Why: Runaway loops waste time, trigger WAF bans (which affect the hunter's IP for ALL targets), and generate noise in audit logs.
Pros: Prevents IP bans. Saves time on dead-end targets. Keeps audit logs clean.
Cons: Adds state tracking to the autopilot agent. False positives (legitimate 403s on auth-required endpoints) could cause premature stops.
Context: Implement a simple circuit breaker: if 5 consecutive requests to the same host return 403/429/timeout, pause and ask the human "Getting blocked — continue, back off 5 min, or skip this host?" In --yolo mode, auto-back-off for 60 seconds then retry once. If still blocked, skip the host and move to next P1 target.
Depends on: Phase 3 (autopilot) implementation.
Source: Outside voice (eng review, 2026-03-24)
What: hunt.py line 1 uses BASE_DIR = os.path.dirname(os.path.dirname(os.path.abspath(__file__))) which goes 2 levels up. But hunt.py is at repo root, so BASE_DIR points to the parent of the repo — all derived paths (TOOLS_DIR, RECON_DIR, FINDINGS_DIR) resolve to wrong locations.
Why: This is a latent bug — any code path that uses these directories will fail silently or write to unexpected locations.
Pros: Fix is trivial (change to single os.path.dirname). Prevents future confusion when memory/ module imports hunt.py paths.
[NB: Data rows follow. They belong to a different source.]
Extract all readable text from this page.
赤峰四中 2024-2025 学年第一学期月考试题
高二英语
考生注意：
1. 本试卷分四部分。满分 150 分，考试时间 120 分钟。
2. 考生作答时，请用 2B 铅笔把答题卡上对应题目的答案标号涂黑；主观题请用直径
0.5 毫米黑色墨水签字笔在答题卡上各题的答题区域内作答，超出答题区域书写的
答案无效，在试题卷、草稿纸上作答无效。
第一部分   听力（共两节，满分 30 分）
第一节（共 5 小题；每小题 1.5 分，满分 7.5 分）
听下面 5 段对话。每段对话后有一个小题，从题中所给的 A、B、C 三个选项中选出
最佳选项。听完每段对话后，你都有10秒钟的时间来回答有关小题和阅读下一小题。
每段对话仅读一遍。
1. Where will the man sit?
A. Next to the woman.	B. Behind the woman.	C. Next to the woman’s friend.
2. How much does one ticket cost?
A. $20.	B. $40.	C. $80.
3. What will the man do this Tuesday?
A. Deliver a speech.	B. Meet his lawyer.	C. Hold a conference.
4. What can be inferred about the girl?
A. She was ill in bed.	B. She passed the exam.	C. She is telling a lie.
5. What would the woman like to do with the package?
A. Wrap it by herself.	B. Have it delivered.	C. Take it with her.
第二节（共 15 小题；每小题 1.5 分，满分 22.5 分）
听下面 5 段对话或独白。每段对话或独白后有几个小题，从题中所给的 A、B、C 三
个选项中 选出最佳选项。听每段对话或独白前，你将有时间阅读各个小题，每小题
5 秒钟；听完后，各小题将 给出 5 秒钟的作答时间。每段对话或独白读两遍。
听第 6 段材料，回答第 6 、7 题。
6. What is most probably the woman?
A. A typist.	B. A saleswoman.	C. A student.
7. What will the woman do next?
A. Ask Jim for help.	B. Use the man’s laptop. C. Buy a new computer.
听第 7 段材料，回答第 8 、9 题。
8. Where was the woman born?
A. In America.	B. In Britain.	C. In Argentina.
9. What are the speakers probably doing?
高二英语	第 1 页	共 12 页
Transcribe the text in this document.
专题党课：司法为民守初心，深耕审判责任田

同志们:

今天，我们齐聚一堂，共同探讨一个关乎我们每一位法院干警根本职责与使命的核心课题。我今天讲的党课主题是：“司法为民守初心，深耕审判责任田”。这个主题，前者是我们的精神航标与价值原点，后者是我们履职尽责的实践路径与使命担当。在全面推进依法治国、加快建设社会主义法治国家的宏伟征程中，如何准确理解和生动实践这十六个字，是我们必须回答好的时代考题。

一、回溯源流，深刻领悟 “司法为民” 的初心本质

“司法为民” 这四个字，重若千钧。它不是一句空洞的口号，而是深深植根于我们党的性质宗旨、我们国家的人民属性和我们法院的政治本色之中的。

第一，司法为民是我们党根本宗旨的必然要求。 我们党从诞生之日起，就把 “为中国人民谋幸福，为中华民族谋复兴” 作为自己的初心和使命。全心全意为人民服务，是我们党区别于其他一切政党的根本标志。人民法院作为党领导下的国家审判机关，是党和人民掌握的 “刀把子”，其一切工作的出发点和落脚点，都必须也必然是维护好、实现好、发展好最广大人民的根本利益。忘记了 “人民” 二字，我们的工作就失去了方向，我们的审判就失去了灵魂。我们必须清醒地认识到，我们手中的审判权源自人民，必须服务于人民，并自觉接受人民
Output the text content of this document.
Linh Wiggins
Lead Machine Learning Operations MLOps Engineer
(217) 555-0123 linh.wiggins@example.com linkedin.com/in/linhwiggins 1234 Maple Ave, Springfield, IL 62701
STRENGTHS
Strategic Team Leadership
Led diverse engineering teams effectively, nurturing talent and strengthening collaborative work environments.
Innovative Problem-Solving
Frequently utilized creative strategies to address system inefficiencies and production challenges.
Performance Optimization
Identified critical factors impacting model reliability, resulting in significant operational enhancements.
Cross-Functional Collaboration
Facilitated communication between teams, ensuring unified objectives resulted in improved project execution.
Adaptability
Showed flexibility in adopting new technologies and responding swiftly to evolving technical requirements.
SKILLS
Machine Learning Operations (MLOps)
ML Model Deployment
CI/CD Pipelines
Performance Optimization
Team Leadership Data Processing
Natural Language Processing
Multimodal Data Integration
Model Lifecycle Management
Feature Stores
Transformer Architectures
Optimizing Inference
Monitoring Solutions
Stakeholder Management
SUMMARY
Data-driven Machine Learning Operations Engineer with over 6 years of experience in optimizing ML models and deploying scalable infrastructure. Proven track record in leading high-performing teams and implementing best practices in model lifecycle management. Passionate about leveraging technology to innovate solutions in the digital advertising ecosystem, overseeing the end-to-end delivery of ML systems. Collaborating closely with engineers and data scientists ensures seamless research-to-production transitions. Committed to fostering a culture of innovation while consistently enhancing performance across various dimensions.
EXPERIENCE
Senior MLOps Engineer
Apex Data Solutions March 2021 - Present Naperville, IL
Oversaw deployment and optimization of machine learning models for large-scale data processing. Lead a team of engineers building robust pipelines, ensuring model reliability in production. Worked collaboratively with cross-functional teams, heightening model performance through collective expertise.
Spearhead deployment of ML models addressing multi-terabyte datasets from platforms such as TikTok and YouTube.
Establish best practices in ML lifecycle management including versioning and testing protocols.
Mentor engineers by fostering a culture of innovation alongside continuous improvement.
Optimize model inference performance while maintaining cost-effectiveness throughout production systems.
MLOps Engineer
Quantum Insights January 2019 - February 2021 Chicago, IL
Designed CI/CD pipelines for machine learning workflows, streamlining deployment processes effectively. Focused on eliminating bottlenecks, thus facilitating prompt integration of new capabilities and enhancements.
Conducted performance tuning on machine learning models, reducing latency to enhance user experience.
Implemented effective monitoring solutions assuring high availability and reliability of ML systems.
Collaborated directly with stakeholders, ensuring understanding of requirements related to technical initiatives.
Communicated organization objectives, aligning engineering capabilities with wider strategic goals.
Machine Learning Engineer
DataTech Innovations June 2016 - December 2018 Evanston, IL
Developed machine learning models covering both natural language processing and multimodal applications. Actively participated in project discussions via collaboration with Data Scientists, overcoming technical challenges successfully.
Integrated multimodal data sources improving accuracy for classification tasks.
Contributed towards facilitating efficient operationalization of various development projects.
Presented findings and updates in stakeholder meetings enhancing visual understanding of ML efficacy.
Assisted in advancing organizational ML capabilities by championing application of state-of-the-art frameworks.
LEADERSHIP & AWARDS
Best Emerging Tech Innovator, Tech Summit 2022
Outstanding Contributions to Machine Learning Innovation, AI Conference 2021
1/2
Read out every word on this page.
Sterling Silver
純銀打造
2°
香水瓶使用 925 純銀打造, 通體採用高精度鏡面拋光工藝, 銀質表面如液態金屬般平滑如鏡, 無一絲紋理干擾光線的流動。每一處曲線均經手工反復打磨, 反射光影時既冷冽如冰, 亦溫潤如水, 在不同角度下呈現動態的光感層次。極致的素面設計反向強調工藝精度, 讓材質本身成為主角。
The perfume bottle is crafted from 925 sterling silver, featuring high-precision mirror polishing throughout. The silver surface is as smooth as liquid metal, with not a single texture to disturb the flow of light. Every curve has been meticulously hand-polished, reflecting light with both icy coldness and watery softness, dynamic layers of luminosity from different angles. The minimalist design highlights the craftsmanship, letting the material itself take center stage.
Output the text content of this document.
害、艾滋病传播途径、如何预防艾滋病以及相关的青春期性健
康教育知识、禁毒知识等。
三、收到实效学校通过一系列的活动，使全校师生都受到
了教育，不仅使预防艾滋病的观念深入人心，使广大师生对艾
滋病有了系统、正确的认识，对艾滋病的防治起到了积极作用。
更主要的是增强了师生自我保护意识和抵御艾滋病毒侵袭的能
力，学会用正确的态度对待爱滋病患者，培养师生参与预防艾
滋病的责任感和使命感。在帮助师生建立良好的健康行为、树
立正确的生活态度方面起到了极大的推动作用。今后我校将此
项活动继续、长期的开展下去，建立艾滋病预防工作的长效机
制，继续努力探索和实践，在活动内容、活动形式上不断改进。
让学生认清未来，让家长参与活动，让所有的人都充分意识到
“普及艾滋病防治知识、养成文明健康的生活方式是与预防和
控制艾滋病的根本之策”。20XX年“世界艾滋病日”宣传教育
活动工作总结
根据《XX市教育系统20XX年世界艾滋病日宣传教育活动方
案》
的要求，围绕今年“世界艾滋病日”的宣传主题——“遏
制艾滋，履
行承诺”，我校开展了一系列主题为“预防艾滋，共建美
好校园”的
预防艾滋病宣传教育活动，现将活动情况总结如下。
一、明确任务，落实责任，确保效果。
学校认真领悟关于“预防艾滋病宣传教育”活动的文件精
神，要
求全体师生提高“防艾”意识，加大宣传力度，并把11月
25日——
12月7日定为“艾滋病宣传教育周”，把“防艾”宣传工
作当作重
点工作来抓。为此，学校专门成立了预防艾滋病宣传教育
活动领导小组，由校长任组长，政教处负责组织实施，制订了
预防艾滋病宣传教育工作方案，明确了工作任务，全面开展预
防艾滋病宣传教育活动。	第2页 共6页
Cons: None — pure bug fix.
Context: The fix is BASE_DIR = os.path.dirname(os.path.abspath(__file__)). Verify downstream paths (TOOLS_DIR, RECON_DIR, FINDINGS_DIR) still make sense after the fix. This should be fixed before Phase 1 since the memory module may reference these paths.
Depends on: Nothing — standalone fix.
Source: Outside voice (eng review, 2026-03-24)
What: recon_engine.sh writes recon output in a nested directory format (recon/{target}/subdomains.txt, recon/{target}/live-hosts.txt, etc.). The recon-agent.md expects flat files. Two conflicting formats with no adapter.
Why: When the memory system and recon-ranker read recon output, they need one canonical format. If both formats coexist without an adapter, tools will silently miss data or break.
Pros: Single source of truth for recon output. Cleaner integration with recon-ranker and memory.
Cons: Requires either updating recon_engine.sh or writing an adapter layer. Existing users may have recon output in the old format.
Context: Recommended approach: define the canonical format in skills/web2-recon/SKILL.md (the nested directory format from recon_engine.sh is more organized). Add a recon_adapter.py that reads either format and normalizes to canonical. The recon-ranker and memory system import from the adapter, never directly from files.
Depends on: Should be resolved during Phase 1 (before recon-ranker agent is built).